17 Ocak 2011 Pazartesi

Cinderfella

Sinemayı ihmal ettim son günlerde. Biraz da sakin ve bildiğim sularda yüzmekti istediğim. Eski filmlerin, eski tadından beslenmek. Belki anı tazelemek, belki sakinleştirmek içimi.
Komedinin keyfi çocukluğumda kalmış gibi gelir bana. Belki de çok ve güzel gülmeyi hayatımızdan çıkardığımızdan epeydir. Bunları konuşurken Umut'la, Jerry Leviss geliverdi aklıma. Ne çok güldürürdü bizi.
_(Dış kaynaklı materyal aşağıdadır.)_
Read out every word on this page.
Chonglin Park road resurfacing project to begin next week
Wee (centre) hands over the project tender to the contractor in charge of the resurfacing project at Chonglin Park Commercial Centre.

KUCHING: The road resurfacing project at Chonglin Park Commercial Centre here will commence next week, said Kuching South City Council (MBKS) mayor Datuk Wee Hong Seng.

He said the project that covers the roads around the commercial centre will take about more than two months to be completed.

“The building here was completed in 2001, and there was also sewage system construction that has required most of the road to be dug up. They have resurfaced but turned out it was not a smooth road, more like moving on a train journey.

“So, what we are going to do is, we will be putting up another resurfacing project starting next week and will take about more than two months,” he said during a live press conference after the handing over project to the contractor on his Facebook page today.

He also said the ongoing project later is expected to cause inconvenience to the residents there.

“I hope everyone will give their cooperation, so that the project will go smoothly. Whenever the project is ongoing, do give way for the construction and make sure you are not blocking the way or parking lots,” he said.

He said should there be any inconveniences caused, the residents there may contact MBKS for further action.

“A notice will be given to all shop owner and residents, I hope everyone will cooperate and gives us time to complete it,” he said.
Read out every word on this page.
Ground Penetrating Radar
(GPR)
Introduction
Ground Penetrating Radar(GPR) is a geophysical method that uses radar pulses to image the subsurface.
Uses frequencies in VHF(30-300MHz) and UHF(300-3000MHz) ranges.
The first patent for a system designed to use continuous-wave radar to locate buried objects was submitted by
Ama hatırlamadı oğlum, nedense filmlerinin tv lerde de hiç oynamadığını ya da benim rastlamadığımı anmsayıverdim.
Neyse sızlanmaya gerek yok, Umut sayesinde edindiğim filmi izledim akşam.
Cinderfella, Cirderella'dan yola çıkıyor. Bu kez kahramanımız Jerry'nin oynadığı fella karakteri. Cinderella'nın erkeği yani. Burada peri anne yerine peri baba var. Zaten peri baba ilk masalın da kahramanı olduğunu ama feminist kadın yazarlar yüzünden tarihteki yerinin unutturulduğunu iddia ediyor.
Bu masal yüzünden evli tüm erkeklerin acı çektiğini de. Diyor ki bir tane beyaz atlı prens vardı, o da Cinderella'yla evlendi. Ama diğer tüm kadınlar prensi beklemeyi sürdürdü. Bu yüzden çoğunun evde kaldığını, evlenenlerin de kocalarını prens olmamakla itham edip kendilerinin ah kimlere kimlere layık olduğu dırdırıyla herifleri canlarından bezdirdiğini...
Ancak bu kez masal tersine dönecektir. Bir prenses yakışıklı, zengin, zeki olmayan bir adamla evlenecektir ki tüm erkekler; bak  prenses böyle bir adamla evlendi, benim neyim eksik diye karılarından rövanşı alabilecektir.
Konu ilginç, ütopik, masalsı...
Zaten kadınların lafı da hazır- sen de onun gibisin işte, çirkin, fakir, aptal- mıdır?
Orasını da geçelim.
Çocukluğumdaki gibi gülemedim, sorun bu!